Storage front-and-center in 2007

14.12.2006

Business continuity and disaster recovery

Small and midsize businesses face challenges in acquiring business continuity and disaster recovery services says Gartner analyst Roberta Witty in a November 2005 report: "SMBs Must Raise Awareness of Importance of Business Continuity/Disaster Recovery Plans." Reasons include inadequate resources to provide a 'good enough' job with disaster recovery; failure of SMB management to focus on what they may see as hypothetical disaster scenarios; absence of multiple facilities to use as offsite recovery sites.

SMBs must make management realize that "having a business continuity plan in place will ultimate cost less than not having one," said Witty. One persuasive activity recommended is to perform an informal business impact analysis, risk assessment and tabletop test.

Hong Kong organizations do well against global standards for security and business continuity practices. Offsite data backup can straddle the Hong Kong-mainland border. "Local companies affiliated with Chinese companies across the border make strategic decisions to deploy shared datacenters and telco links," said Lo. "Drawbacks like high running costs, cultural and language obstacles, less stable electricity supplies do not prevent collaboration through strategic corporate networks. Where cross-border networks are less cost-effective than is desired, the usual policy is to prioritize the most critical data operations and storage functions and expand from that base."
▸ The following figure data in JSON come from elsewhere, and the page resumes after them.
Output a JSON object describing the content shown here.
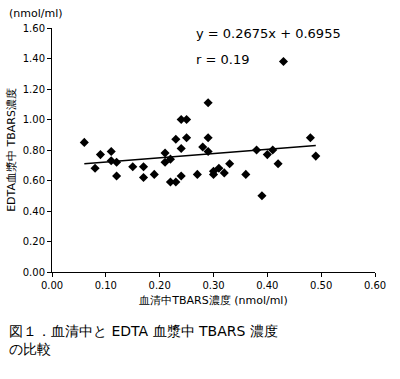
{
  "chart_data": {
    "type": "scatter",
    "x_label": "血清中TBARS濃度 (nmol/ml)",
    "y_label": "EDTA血漿中 TBARS濃度",
    "y_unit": "(nmol/ml)",
    "annotations": [
      "y = 0.2675x + 0.6955",
      "r = 0.19"
    ],
    "caption": [
      "図１．血清中と EDTA 血漿中 TBARS 濃度",
      "の比較"
    ],
    "series": [
      {
        "type": "scatter",
        "marker": "diamond",
        "color": "#000000",
        "x": [
          0.06,
          0.08,
          0.09,
          0.11,
          0.11,
          0.12,
          0.12,
          0.15,
          0.17,
          0.17,
          0.19,
          0.21,
          0.21,
          0.22,
          0.22,
          0.23,
          0.23,
          0.24,
          0.24,
          0.24,
          0.25,
          0.25,
          0.27,
          0.28,
          0.29,
          0.29,
          0.29,
          0.3,
          0.3,
          0.31,
          0.32,
          0.33,
          0.36,
          0.38,
          0.39,
          0.4,
          0.41,
          0.42,
          0.43,
          0.48,
          0.49
        ],
        "values": [
          0.85,
          0.68,
          0.77,
          0.79,
          0.73,
          0.63,
          0.72,
          0.69,
          0.69,
          0.62,
          0.64,
          0.72,
          0.78,
          0.74,
          0.59,
          0.87,
          0.59,
          0.63,
          0.81,
          1.0,
          0.88,
          1.0,
          0.64,
          0.82,
          0.88,
          0.79,
          1.11,
          0.66,
          0.64,
          0.68,
          0.65,
          0.71,
          0.64,
          0.8,
          0.5,
          0.77,
          0.8,
          0.71,
          1.38,
          0.88,
          0.76
        ]
      },
      {
        "type": "line",
        "line_style": "solid",
        "color": "#000000",
        "x": [
          0.06,
          0.49
        ],
        "values": [
          0.71,
          0.83
        ]
      }
    ],
    "xlim": [
      0,
      0.6
    ],
    "xticks": [
      {
        "value": 0,
        "label": "0.00"
      },
      {
        "value": 0.1,
        "label": "0.10"
      },
      {
        "value": 0.2,
        "label": "0.20"
      },
      {
        "value": 0.3,
        "label": "0.30"
      },
      {
        "value": 0.4,
        "label": "0.40"
      },
      {
        "value": 0.5,
        "label": "0.50"
      },
      {
        "value": 0.6,
        "label": "0.60"
      }
    ],
    "ylim": [
      0,
      1.6
    ],
    "yticks": [
      {
        "value": 0,
        "label": "0.00"
      },
      {
        "value": 0.2,
        "label": "0.20"
      },
      {
        "value": 0.4,
        "label": "0.40"
      },
      {
        "value": 0.6,
        "label": "0.60"
      },
      {
        "value": 0.8,
        "label": "0.80"
      },
      {
        "value": 1.0,
        "label": "1.00"
      },
      {
        "value": 1.2,
        "label": "1.20"
      },
      {
        "value": 1.4,
        "label": "1.40"
      },
      {
        "value": 1.6,
        "label": "1.60"
      }
    ],
    "grid": false
  }
}
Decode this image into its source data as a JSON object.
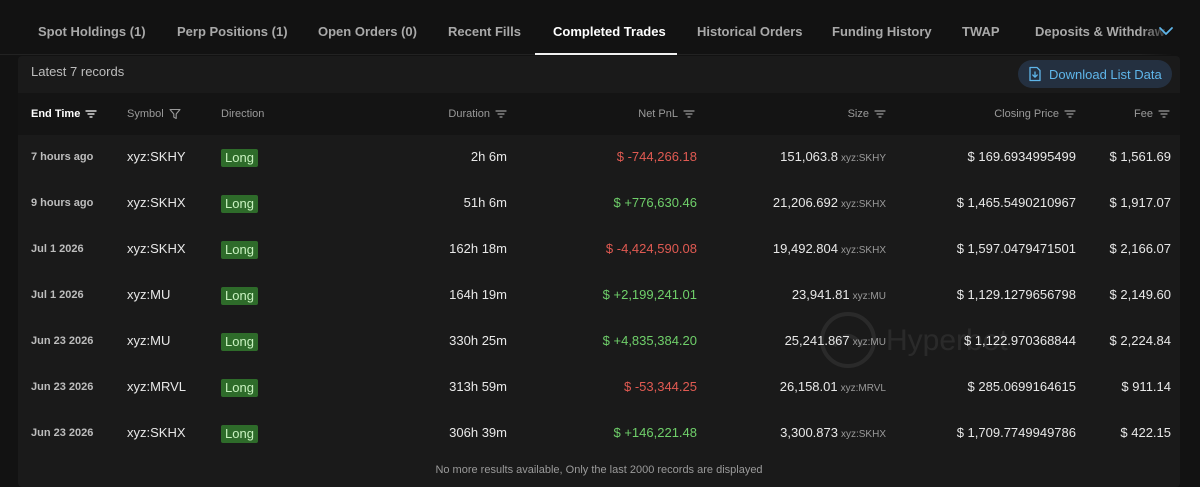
{
  "tabs": [
    {
      "label": "Spot Holdings (1)"
    },
    {
      "label": "Perp Positions (1)"
    },
    {
      "label": "Open Orders (0)"
    },
    {
      "label": "Recent Fills"
    },
    {
      "label": "Completed Trades"
    },
    {
      "label": "Historical Orders"
    },
    {
      "label": "Funding History"
    },
    {
      "label": "TWAP"
    },
    {
      "label": "Deposits & Withdraw"
    }
  ],
  "active_tab": "Completed Trades",
  "toolbar": {
    "records_label": "Latest 7 records",
    "download_label": "Download List Data"
  },
  "table": {
    "headers": {
      "end_time": "End Time",
      "symbol": "Symbol",
      "direction": "Direction",
      "duration": "Duration",
      "net_pnl": "Net PnL",
      "size": "Size",
      "closing_price": "Closing Price",
      "fee": "Fee"
    },
    "rows": [
      {
        "end_time": "7 hours ago",
        "symbol": "xyz:SKHY",
        "direction": "Long",
        "duration": "2h 6m",
        "net_pnl": "$ -744,266.18",
        "pnl_sign": "neg",
        "size": "151,063.8",
        "size_unit": "xyz:SKHY",
        "closing_price": "$ 169.6934995499",
        "fee": "$ 1,561.69"
      },
      {
        "end_time": "9 hours ago",
        "symbol": "xyz:SKHX",
        "direction": "Long",
        "duration": "51h 6m",
        "net_pnl": "$ +776,630.46",
        "pnl_sign": "pos",
        "size": "21,206.692",
        "size_unit": "xyz:SKHX",
        "closing_price": "$ 1,465.5490210967",
        "fee": "$ 1,917.07"
      },
      {
        "end_time": "Jul 1 2026",
        "symbol": "xyz:SKHX",
        "direction": "Long",
        "duration": "162h 18m",
        "net_pnl": "$ -4,424,590.08",
        "pnl_sign": "neg",
        "size": "19,492.804",
        "size_unit": "xyz:SKHX",
        "closing_price": "$ 1,597.0479471501",
        "fee": "$ 2,166.07"
      },
      {
        "end_time": "Jul 1 2026",
        "symbol": "xyz:MU",
        "direction": "Long",
        "duration": "164h 19m",
        "net_pnl": "$ +2,199,241.01",
        "pnl_sign": "pos",
        "size": "23,941.81",
        "size_unit": "xyz:MU",
        "closing_price": "$ 1,129.1279656798",
        "fee": "$ 2,149.60"
      },
      {
        "end_time": "Jun 23 2026",
        "symbol": "xyz:MU",
        "direction": "Long",
        "duration": "330h 25m",
        "net_pnl": "$ +4,835,384.20",
        "pnl_sign": "pos",
        "size": "25,241.867",
        "size_unit": "xyz:MU",
        "closing_price": "$ 1,122.970368844",
        "fee": "$ 2,224.84"
      },
      {
        "end_time": "Jun 23 2026",
        "symbol": "xyz:MRVL",
        "direction": "Long",
        "duration": "313h 59m",
        "net_pnl": "$ -53,344.25",
        "pnl_sign": "neg",
        "size": "26,158.01",
        "size_unit": "xyz:MRVL",
        "closing_price": "$ 285.0699164615",
        "fee": "$ 911.14"
      },
      {
        "end_time": "Jun 23 2026",
        "symbol": "xyz:SKHX",
        "direction": "Long",
        "duration": "306h 39m",
        "net_pnl": "$ +146,221.48",
        "pnl_sign": "pos",
        "size": "3,300.873",
        "size_unit": "xyz:SKHX",
        "closing_price": "$ 1,709.7749949786",
        "fee": "$ 422.15"
      }
    ]
  },
  "footer_note": "No more results available, Only the last 2000 records are displayed",
  "watermark": "Hyperbot",
  "colors": {
    "positive": "#6fcf6a",
    "negative": "#e05a52",
    "accent": "#5fb6ea",
    "badge_bg": "#2e6b2a"
  },
  "icons": {
    "sort": "sort-lines-icon",
    "filter": "funnel-icon",
    "download": "download-file-icon",
    "more_tabs": "chevron-down-icon"
  }
}
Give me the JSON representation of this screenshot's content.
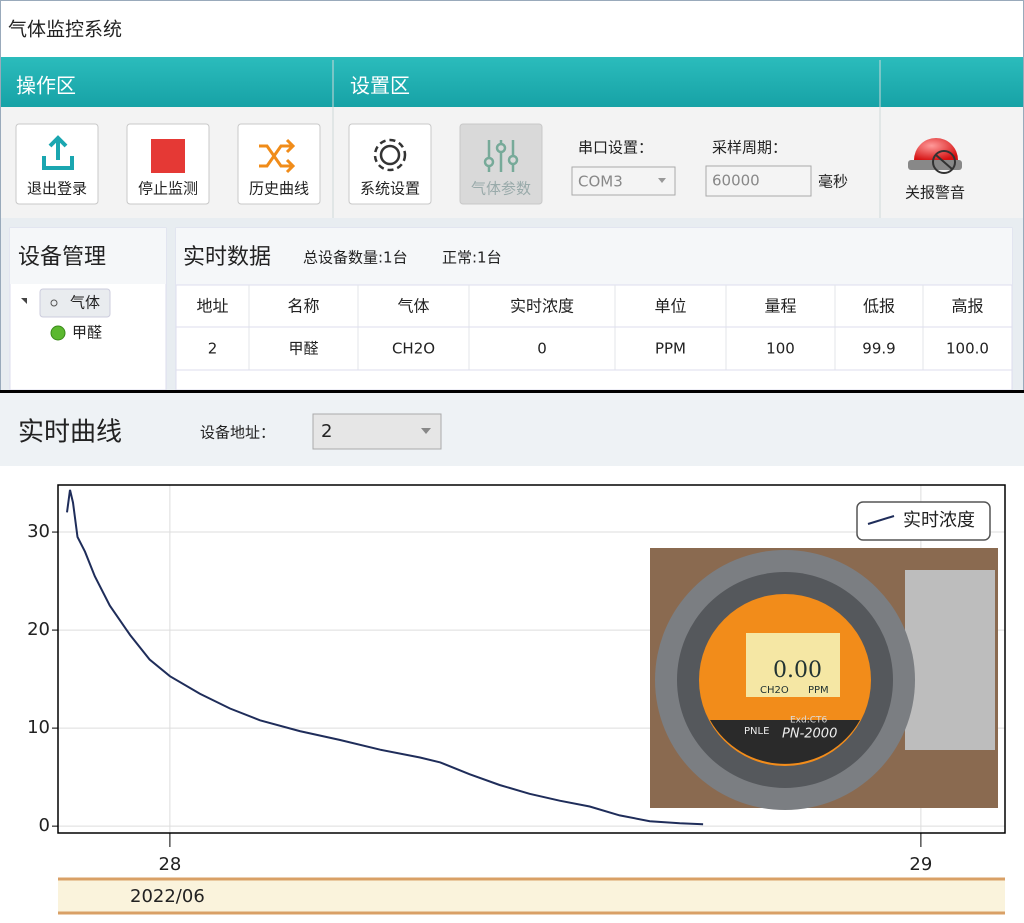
{
  "window": {
    "title": "气体监控系统"
  },
  "toolbar": {
    "sections": [
      {
        "title": "操作区",
        "buttons": [
          "退出登录",
          "停止监测",
          "历史曲线"
        ]
      },
      {
        "title": "设置区",
        "buttons": [
          "系统设置",
          "气体参数"
        ]
      }
    ],
    "serial_label": "串口设置：",
    "serial_value": "COM3",
    "period_label": "采样周期：",
    "period_value": "60000",
    "period_unit": "毫秒",
    "alarm_button": "关报警音"
  },
  "device_panel": {
    "title": "设备管理",
    "group": "气体",
    "items": [
      "甲醛"
    ]
  },
  "realtime_data": {
    "title": "实时数据",
    "total": "总设备数量:1台",
    "normal": "正常:1台",
    "columns": [
      "地址",
      "名称",
      "气体",
      "实时浓度",
      "单位",
      "量程",
      "低报",
      "高报"
    ],
    "rows": [
      [
        "2",
        "甲醛",
        "CH2O",
        "0",
        "PPM",
        "100",
        "99.9",
        "100.0"
      ]
    ]
  },
  "curve_panel": {
    "title": "实时曲线",
    "address_label": "设备地址：",
    "address_value": "2"
  },
  "chart_data": {
    "type": "line",
    "x": [
      27.863,
      27.867,
      27.871,
      27.877,
      27.887,
      27.9,
      27.92,
      27.947,
      27.973,
      28.0,
      28.04,
      28.08,
      28.12,
      28.173,
      28.226,
      28.28,
      28.333,
      28.36,
      28.399,
      28.439,
      28.479,
      28.519,
      28.559,
      28.599,
      28.639,
      28.679,
      28.71
    ],
    "series": [
      {
        "name": "实时浓度",
        "color": "#1f2d5a",
        "values": [
          32,
          34.3,
          33,
          29.5,
          28,
          25.5,
          22.5,
          19.5,
          17,
          15.3,
          13.5,
          12,
          10.8,
          9.7,
          8.8,
          7.8,
          7,
          6.5,
          5.3,
          4.2,
          3.3,
          2.6,
          2,
          1.1,
          0.5,
          0.3,
          0.2
        ]
      }
    ],
    "xlim": [
      27.851,
      29.112
    ],
    "xticks": [
      28,
      29
    ],
    "x_period": "2022/06",
    "ylim": [
      -0.7,
      34.8
    ],
    "yticks": [
      0,
      10,
      20,
      30
    ],
    "grid": true,
    "legend": "upper right"
  },
  "photo": {
    "reading": "0.00",
    "gas": "CH2O",
    "unit": "PPM",
    "brand": "PNLE",
    "model": "PN-2000",
    "cert": "Exd:CT6"
  }
}
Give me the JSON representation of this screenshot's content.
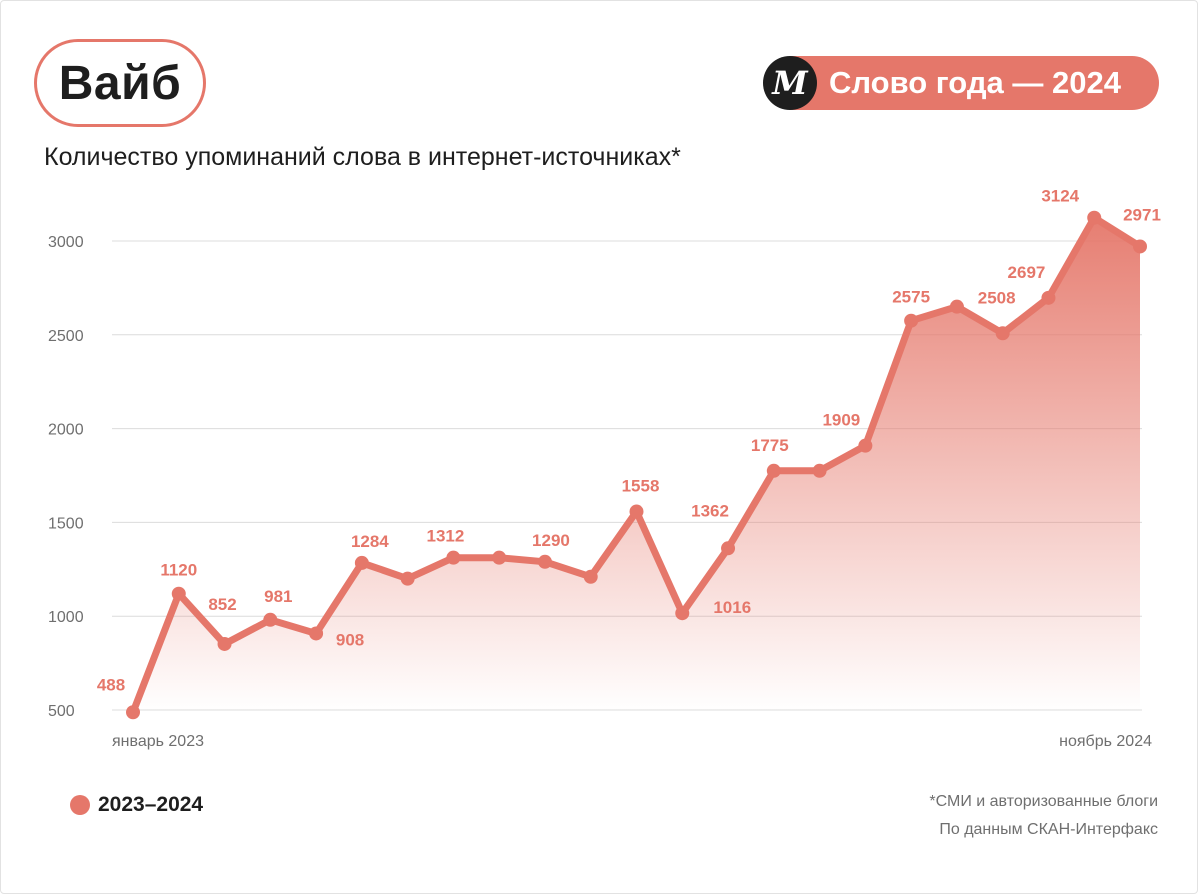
{
  "header": {
    "word": "Вайб",
    "badge_logo": "M",
    "badge_text": "Слово года — 2024",
    "subtitle": "Количество упоминаний слова в интернет-источниках*"
  },
  "colors": {
    "accent": "#e5776a",
    "text": "#1e1e1e",
    "muted": "#6f6f6f",
    "grid": "#dcdcdc"
  },
  "chart_data": {
    "type": "area",
    "series": [
      {
        "name": "2023–2024",
        "values": [
          488,
          1120,
          852,
          981,
          908,
          1284,
          1200,
          1312,
          1312,
          1290,
          1210,
          1558,
          1016,
          1362,
          1775,
          1775,
          1909,
          2575,
          2650,
          2508,
          2697,
          3124,
          2971
        ],
        "labels": [
          "488",
          "1120",
          "852",
          "981",
          "908",
          "1284",
          "",
          "1312",
          "",
          "1290",
          "",
          "1558",
          "1016",
          "1362",
          "1775",
          "",
          "1909",
          "2575",
          "",
          "2508",
          "2697",
          "3124",
          "2971"
        ]
      }
    ],
    "x_start_label": "январь 2023",
    "x_end_label": "ноябрь 2024",
    "yticks": [
      500,
      1000,
      1500,
      2000,
      2500,
      3000
    ],
    "ylim": [
      500,
      3000
    ],
    "grid": true
  },
  "legend": {
    "label": "2023–2024"
  },
  "footnotes": {
    "line1": "*СМИ и авторизованные блоги",
    "line2": "По данным СКАН-Интерфакс"
  }
}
Statistics show that 30 percent to 60 percent of all backup jobs do not complete successfully, says Lin. "The most common problems for companies backing up straight from disk to tape are firstly, failure of backup due to errors such as changes to administrator password, directory path name and keying typos and secondly, backup is 'aborted' when the time window for the job has been exceeded. This is a business risk unknown to many managements."